In a replication, of sorts, of (one of) James Earl Ray’s escapes from the prison, runners would scale a ladder inside, step on top of the wall, and then climb another ladder down the other side. I am scared of heights, and ladders give me vertigo. As I queued up for my turn, with Atlanta behind me, I mentioned my anxiety about this and contemplated letting him go ahead of me. If this is a year of facing my fears and challenging myself, though, then that would not do, so up I went. A woman held the ladder and said, “Be careful, it’s loose up there.” I had no idea if she meant the ladder rung or the wall, and I didn’t ask. Better not to know. Vertigo set in, but I reached the top and stood on the wall, only to find no one holding the other ladder. I waited for a volunteer to run over before I could will myself to budge. This goes down as the only element of the course that induced fear in me, which is pretty ridiculous.

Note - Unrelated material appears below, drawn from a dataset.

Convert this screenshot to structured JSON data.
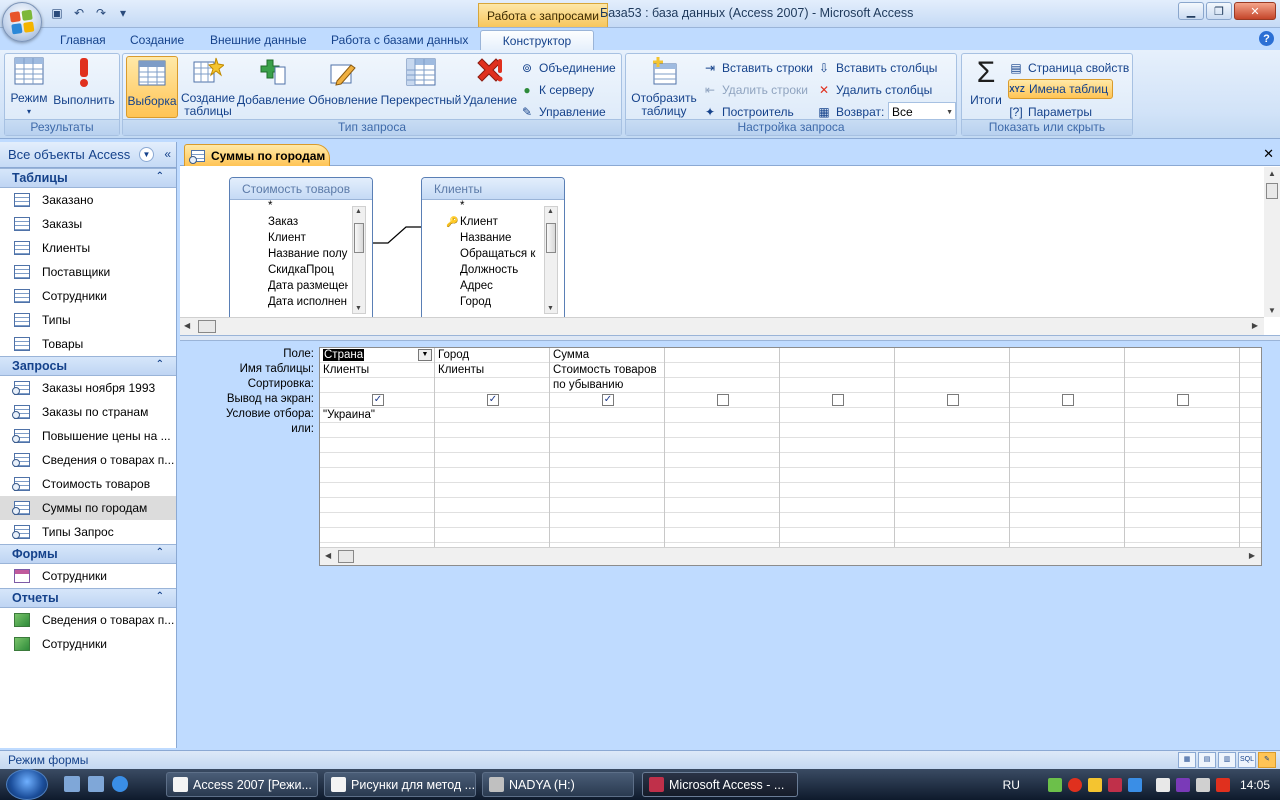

Safely down the other side, bib punched, we received directions to the tunnel by the creek. I’d had no clue as to how dark, and how long, that tunnel was. I was with a smaller group now, and we joked our way through the tunnel. There wasn’t too much water inside; in fact, it looked more like brown sludge than water. As the circle of light at the tunnel’s end grew larger, we could see bats swooping down at our heads. There were a couple photographers there to capture our emergence. Leaving the tunnel, we climbed up a steep bank onto the last level ground we would see for some time.

And that’s when this race went from great, to greatest race of my life. That’s when I made the acquaintance of The Rat.

Simply put, there was nothing that could quite prepare you for this hill. It’s absolutely stunning in its relentless vertical pitch. While I trained on some steep mountain climbs in the PNW (a big shout out to Mt. Elinor, in particular) and did my share of scrambles as practice, there was nothing comparable to the reality of this beast. Photos don’t capture it, and I’m sure my words will fail miserably as well. Atlanta told me he was going to make his way up through the woods, saying he’d gone up the power cut before and “had nothing to prove.” I heeded the advice of the Spectacle Spectator and decided to confront the Rat head on.

The initial climb up Big Rat begins with a stupidly steep vertical wall of loose, sandy dirt. I’m not the best judge of height, but I would venture to say it was maybe 30-ish feet at an incredible grade–maybe 80%?

up-the-big-rat

The initial climb up the Rat. Photo does no justice to it (by no fault of the photographer, Crystal.)

My smile grew bigger, and I just laughed in delighted anticipation. There was no real thinking; it was simply a matter of reaching out with one hand, finding something to grab hold of, and pulling yourself up in the hopes that the root or briar you clung to wouldn’t give. I used the toes of my shoes to kick little foot stands and hauled myself up. It would not be the last time on that climb that I was grateful for all of those pull-ups and dead lifts I’d done in the preceding months. I felt very confident going up this first component. RFP, indeed.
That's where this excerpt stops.